Lev Manovich describes five interesting though abstract criteria that may help distinguish between old and new media. They are as follows:

1.     Numerical Representation: Digital code represents the fundamental building blocks of new media. Whether it is created on a computer or processed from a real-life analog source, new media at its most basic level can be described mathematically and as function of algorithms allowing digital manipulation.
2.     Modularity: In essence, the sum is greater than the whole of its parts. Pixels, polygons, and characters are combined digitally to create something of meaning to the viewer. This allows new media to be manipulated on an unprecedentedly minute level.
3.     Automation: New media may be more easily and conveniently generated thanks to the ability of computers to use algorithms programmed by the media’s creator.
4.     Variability: New media may exist in a virtually infinite number of forms, easily tweaked digitally to serve the creator’s purpose.
5.     Transcoding: While new media is displayed in terms that humans can understand (images, text, etc), there is an underlying file structure that only makes sense to the computer reading it, creating an extra layer of complexity.

3/23/2014

Describe New Media


Look at the last 5 people you’ve sent text messages to. Unless one of those contacts is a grandparent or a North Korean immigrant, there’s a good chance they can give you an intuitive answer as to what “New Media” is. Even without a dictionary, they will probably cite websites, CDs, computer games, or iTunes as examples. That is, they have a “gut feeling” about what new media means. Yet the distinction between old and new media may be blurrier than your North Korean friend might have imagined. In Business Week’s 2007 article entitled “Turner’s Secret Web Weapon”, the writer describes how TV executive David Levy is attempting to marry the two realms by having TV content (old media) interact with accompanying digital content (new media) that viewers can access on their laptops (http://www.businessweek.com/stories/2007-12-19/turners-secret-web-weapon). Maybe old media isn’t done after all.

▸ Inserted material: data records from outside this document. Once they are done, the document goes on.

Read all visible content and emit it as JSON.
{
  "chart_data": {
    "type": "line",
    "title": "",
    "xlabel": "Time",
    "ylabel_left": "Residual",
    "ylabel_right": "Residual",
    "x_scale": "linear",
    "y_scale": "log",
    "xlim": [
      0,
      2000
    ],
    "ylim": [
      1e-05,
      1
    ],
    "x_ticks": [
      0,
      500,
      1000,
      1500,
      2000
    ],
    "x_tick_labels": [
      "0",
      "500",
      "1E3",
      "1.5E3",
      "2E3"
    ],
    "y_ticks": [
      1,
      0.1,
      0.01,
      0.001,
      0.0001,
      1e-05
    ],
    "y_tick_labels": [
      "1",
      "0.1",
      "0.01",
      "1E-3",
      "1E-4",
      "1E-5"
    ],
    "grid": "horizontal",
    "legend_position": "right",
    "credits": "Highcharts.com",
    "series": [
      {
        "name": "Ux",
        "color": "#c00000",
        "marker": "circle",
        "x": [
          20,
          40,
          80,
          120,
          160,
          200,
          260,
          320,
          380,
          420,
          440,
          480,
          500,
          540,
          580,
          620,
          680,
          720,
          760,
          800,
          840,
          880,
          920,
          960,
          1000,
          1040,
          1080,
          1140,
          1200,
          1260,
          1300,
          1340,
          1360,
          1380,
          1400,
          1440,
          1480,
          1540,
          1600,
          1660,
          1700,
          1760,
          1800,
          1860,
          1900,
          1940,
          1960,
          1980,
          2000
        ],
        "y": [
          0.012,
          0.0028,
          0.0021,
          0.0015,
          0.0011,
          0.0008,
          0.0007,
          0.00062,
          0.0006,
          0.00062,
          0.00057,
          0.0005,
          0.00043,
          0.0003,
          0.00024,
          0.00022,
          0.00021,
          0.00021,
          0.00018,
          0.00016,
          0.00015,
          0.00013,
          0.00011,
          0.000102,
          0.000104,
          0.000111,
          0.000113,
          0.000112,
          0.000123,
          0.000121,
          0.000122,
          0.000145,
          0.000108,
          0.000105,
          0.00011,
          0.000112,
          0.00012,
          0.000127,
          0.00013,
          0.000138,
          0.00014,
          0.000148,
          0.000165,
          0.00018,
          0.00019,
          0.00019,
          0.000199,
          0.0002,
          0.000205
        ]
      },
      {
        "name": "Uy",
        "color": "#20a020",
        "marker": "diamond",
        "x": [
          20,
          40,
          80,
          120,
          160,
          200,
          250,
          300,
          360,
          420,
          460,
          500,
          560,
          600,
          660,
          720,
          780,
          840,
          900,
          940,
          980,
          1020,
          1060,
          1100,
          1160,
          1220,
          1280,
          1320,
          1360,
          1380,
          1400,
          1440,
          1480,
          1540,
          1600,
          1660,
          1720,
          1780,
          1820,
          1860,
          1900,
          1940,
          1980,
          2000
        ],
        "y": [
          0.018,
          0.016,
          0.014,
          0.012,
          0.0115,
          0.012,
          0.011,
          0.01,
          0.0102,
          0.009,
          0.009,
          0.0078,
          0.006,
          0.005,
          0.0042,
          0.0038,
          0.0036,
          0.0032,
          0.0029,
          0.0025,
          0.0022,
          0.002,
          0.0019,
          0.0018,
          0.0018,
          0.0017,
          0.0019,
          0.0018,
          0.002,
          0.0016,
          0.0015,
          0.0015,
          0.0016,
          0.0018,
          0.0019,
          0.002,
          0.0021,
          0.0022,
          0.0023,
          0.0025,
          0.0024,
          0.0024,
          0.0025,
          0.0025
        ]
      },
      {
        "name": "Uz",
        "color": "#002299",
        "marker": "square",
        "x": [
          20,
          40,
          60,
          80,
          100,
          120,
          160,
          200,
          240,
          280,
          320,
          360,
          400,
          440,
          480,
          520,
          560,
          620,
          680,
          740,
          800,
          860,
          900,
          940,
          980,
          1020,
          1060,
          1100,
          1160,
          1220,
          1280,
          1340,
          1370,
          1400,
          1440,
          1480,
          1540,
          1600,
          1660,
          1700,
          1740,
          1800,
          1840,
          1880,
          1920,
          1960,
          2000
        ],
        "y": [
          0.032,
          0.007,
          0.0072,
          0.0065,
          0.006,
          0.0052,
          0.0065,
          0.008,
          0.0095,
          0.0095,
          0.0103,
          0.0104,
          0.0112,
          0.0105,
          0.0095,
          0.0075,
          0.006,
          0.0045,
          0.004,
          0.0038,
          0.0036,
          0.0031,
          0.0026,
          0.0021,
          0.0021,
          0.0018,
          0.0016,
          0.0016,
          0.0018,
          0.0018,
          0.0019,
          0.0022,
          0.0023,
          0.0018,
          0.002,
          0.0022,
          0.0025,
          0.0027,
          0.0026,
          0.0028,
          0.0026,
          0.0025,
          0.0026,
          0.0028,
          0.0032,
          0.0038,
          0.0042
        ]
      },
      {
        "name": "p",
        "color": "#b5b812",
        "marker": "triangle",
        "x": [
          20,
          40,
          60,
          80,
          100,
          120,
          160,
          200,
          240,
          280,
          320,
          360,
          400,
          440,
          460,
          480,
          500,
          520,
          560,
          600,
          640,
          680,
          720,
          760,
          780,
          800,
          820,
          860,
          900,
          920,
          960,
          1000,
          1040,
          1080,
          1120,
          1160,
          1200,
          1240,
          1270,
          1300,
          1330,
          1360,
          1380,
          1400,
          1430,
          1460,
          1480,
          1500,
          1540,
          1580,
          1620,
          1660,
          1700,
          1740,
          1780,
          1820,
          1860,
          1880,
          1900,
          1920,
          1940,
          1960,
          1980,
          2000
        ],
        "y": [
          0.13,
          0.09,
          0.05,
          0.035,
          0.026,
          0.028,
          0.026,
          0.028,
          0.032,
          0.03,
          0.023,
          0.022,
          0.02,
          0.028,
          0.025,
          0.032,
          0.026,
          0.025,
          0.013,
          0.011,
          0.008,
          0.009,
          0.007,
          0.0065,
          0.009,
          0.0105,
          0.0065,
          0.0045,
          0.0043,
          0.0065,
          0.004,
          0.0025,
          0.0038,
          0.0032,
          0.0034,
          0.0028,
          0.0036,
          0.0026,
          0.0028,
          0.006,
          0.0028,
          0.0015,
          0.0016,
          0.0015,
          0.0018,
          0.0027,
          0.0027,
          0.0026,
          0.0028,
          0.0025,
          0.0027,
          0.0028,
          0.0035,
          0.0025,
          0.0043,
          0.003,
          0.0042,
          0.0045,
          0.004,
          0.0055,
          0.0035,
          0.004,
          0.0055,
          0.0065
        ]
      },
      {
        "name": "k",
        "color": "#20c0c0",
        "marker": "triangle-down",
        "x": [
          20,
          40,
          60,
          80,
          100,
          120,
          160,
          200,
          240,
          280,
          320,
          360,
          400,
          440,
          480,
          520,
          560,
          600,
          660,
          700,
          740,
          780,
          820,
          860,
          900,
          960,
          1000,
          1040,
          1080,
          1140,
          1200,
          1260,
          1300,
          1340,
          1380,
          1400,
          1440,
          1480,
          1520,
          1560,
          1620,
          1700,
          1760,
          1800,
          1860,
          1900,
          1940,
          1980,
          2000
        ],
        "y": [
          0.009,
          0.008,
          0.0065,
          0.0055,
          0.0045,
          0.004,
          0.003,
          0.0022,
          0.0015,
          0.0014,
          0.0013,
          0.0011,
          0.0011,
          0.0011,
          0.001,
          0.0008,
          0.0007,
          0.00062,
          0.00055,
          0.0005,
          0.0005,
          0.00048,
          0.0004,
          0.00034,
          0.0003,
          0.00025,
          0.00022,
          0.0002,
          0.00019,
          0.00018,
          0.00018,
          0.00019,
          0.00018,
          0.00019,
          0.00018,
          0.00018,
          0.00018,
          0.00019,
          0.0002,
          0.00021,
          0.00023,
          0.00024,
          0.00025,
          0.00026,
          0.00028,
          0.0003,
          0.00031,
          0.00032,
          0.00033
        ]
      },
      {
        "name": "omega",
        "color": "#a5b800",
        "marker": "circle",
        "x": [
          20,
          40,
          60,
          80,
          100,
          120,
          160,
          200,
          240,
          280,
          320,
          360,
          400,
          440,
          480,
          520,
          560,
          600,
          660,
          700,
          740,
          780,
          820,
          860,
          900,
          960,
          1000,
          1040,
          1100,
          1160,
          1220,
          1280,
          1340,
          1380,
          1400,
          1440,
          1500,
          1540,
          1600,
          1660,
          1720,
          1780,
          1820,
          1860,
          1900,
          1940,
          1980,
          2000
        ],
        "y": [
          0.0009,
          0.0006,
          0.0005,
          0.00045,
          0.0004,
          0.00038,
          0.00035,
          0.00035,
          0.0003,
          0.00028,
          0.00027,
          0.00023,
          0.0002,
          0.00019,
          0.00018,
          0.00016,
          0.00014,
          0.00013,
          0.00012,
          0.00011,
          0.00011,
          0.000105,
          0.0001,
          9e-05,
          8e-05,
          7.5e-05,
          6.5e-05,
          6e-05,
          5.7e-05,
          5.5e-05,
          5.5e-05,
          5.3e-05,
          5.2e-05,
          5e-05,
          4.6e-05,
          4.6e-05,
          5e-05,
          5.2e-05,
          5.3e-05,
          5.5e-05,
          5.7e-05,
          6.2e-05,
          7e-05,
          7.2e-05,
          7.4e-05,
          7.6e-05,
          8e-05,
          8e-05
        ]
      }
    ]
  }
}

In The Language of New Media, Lev Manovich points out how difficult it is to draw a line between what constitutes old and new media. After all, computers are often used to process photos or ads, which are then in turn printed back onto paper. Which domain, old or new, can lay claim to such Frankensteined examples of media? Does the definition of new media rely mainly on society’s gut feeling? Trying to distinguish old from new is often enough to make Kim Jong Un’s head spin.

3/16/2014

What is New Media?


Lev Manovich describes new media as a meta-medium of the digital computer. Similar to newspapers and news broadcasts on the radio or TV, new media is a modality of communication enabled by all things “Internet”. But CNN.com is not your daddy’s newspaper. Facebook feeds are not another channel you tune your radio dials to. As Laura Holsen points out in her NYT article entitled: “Who Needs a TV? I’m Watching on a Laptop,” cord-cutters across the country are finding new ways to access the media content they want. “Old media” is dying out, and as it burns new media is rising from the ashes. At the center of this is the Internet, which allows us to benefit from instant gratification and commercial-free viewing.

But this is not happening without consequence. In The Language of New Media, Lev Manovich fears that historians of the future will reflect back on their contemporary counterparts with a critical eye. While historians have always maintained an awareness of how “older cultural forms” of media shape our society, innovations in the areas of user interface and symbols have been allowed to become societal conventions and thereby become invisible to observers who have grown accustomed to seeing these elements in daily life. As this happens, our ability to understand new media itself becomes limited.

According to the Newspaper Association of America, print journalism advertisement revenue is 42% in 2012 as it was in 2003, while online ad revenue has nearly tripled. (http://stateofthemedia.org/2013/newspapers-stabilizing-but-still-threatened/newspapers-by-the-numbers/). According to Business Insider, approximately 5 million people have cancelled their cable subscriptions from 2010 to the end of 2013 (http://www.businessinsider.com/cord-cutters-and-the-death-of-tv-2013-11).

Even if Manovich can’t quite figure it out, the numbers don’t lie—old media is quickly sailing off into obsolescence. 

3/09/2014

About Me


My name is Alyson Kaufman. I am a fourth-year journalism major planning to graduate at the end of this semester. After graduation, I hope to become a magazine editor in either print or multi-media. I have chosen this course because knowledge of new media is especially pertinent to my field.